SFP, fastlink and funnies with a Dell switch

A couple of weeks ago I dropped in on the UWC Student Cluster Competition team to see how they were progressing with their cluster configuration. and I discovered that they were struggling with the networking on their cluster. As a test, they’d set up two Dell rack mounted servers, connected them to a 10 Gb switch (a Dell 8100 series switch as I recall) and then connected the switch to the campus network to try and get an IP via DHCP. The switch was getting an IP, but the server weren’t. The servers are running CentOS by the way.

As a test, we set up a DHCP server on Nicole’s laptop (we tried on Eugene’s first, but I just couldn’t quite get my head around how Arch Linux does things) and watched the traffic. After some time, we saw DHCP traffic and got DHCP working, but in a mysterious way: if we restarted the networking, the interface would fail to acquire an IP. Then if we ran ifup some time later, it would acquire an IP quite fine. After I left I decided to google around a bit (having discovered the LINKDELAY setting in CentOS network scripts), and lo and behold, someone else reported exactly the same problem and suggested that fastlink be enabled.

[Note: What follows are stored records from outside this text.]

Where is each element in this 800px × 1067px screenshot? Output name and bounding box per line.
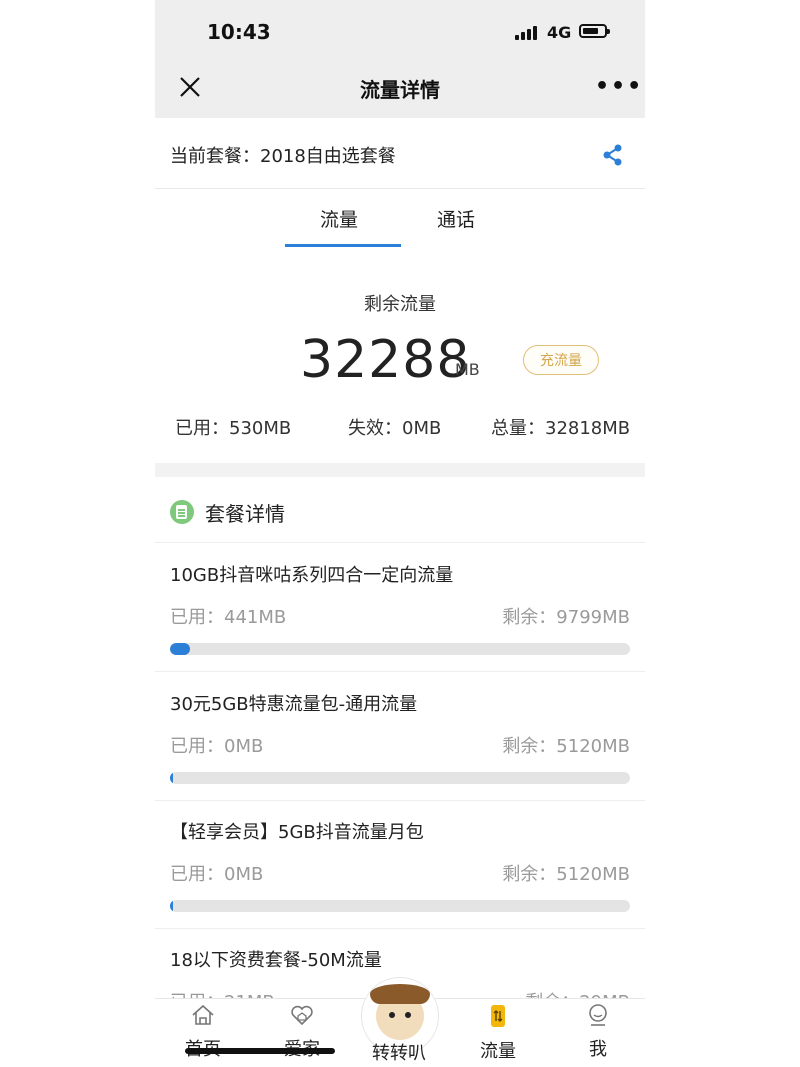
home-indicator[interactable] bbox=[185, 1048, 335, 1054]
status-time: 10:43 bbox=[207, 20, 271, 44]
stat-invalid: 失效：0MB bbox=[348, 418, 442, 439]
mascot-hat bbox=[370, 984, 430, 1004]
usage-stats: 已用：530MB 失效：0MB 总量：32818MB bbox=[155, 414, 645, 440]
more-icon[interactable]: ••• bbox=[595, 76, 643, 98]
page-title: 流量详情 bbox=[360, 78, 440, 102]
battery-icon bbox=[579, 24, 610, 38]
nav-zhuan-label[interactable]: 转转叭 bbox=[361, 1039, 437, 1065]
package-progress-bar bbox=[170, 900, 630, 912]
package-item[interactable]: 30元5GB特惠流量包-通用流量 已用：0MB 剩余：5120MB bbox=[155, 672, 645, 801]
nav-me-label: 我 bbox=[589, 1039, 607, 1060]
tab-bar: 流量 通话 bbox=[155, 189, 645, 251]
package-remaining: 剩余：5120MB bbox=[502, 736, 630, 757]
package-used: 已用：0MB bbox=[170, 864, 264, 885]
share-icon[interactable] bbox=[601, 143, 625, 167]
current-plan-text: 当前套餐：2018自由选套餐 bbox=[170, 146, 396, 167]
packages-title: 套餐详情 bbox=[205, 502, 285, 526]
document-icon bbox=[170, 500, 194, 524]
section-divider bbox=[155, 463, 645, 477]
status-bar: 10:43 4G bbox=[155, 0, 645, 62]
mascot-eyes bbox=[389, 1012, 411, 1018]
package-name: 30元5GB特惠流量包-通用流量 bbox=[170, 694, 418, 715]
stat-total: 总量：32818MB bbox=[491, 418, 631, 439]
title-bar: 流量详情 ••• bbox=[155, 62, 645, 118]
package-progress-fill bbox=[170, 900, 173, 912]
nav-flow-label: 流量 bbox=[480, 1041, 516, 1062]
tab-call[interactable]: 通话 bbox=[437, 205, 475, 232]
heart-home-icon bbox=[291, 1005, 313, 1026]
bottom-navigation: 首页 爱家 转转叭 流量 bbox=[155, 977, 645, 1067]
nav-me[interactable]: 我 bbox=[563, 1003, 633, 1061]
signal-icon bbox=[515, 26, 537, 40]
remaining-label: 剩余流量 bbox=[364, 294, 436, 315]
packages-header: 套餐详情 bbox=[155, 478, 645, 543]
package-used: 已用：441MB bbox=[170, 607, 287, 628]
flow-icon bbox=[491, 1005, 505, 1027]
tab-flow[interactable]: 流量 bbox=[320, 205, 358, 232]
home-icon bbox=[192, 1004, 214, 1025]
profile-icon bbox=[589, 1004, 607, 1026]
package-item[interactable]: 10GB抖音咪咕系列四合一定向流量 已用：441MB 剩余：9799MB bbox=[155, 543, 645, 672]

So what is this fastlink thing? Seems that in other contexts it is called Port Fast and its a known way to solve DHCP negotiation issues. By default network switches implement the Spanning Tree Protocol (STP) on their ports in order to configure into a spanning tree (and avoid loops or unreachable ports). This involves a delay as a port becomes active, the delay that caused the DHCP query to time out and the problem we saw. If you know you have a host connected to a port, you can set Port Fast on that port, thereby avoiding the delay. Ah, well everyone has to encounter some or other funny the first time they set up a server. And by the way, for a rhythmic description of STP, consult the Algorhyme (or listen to it).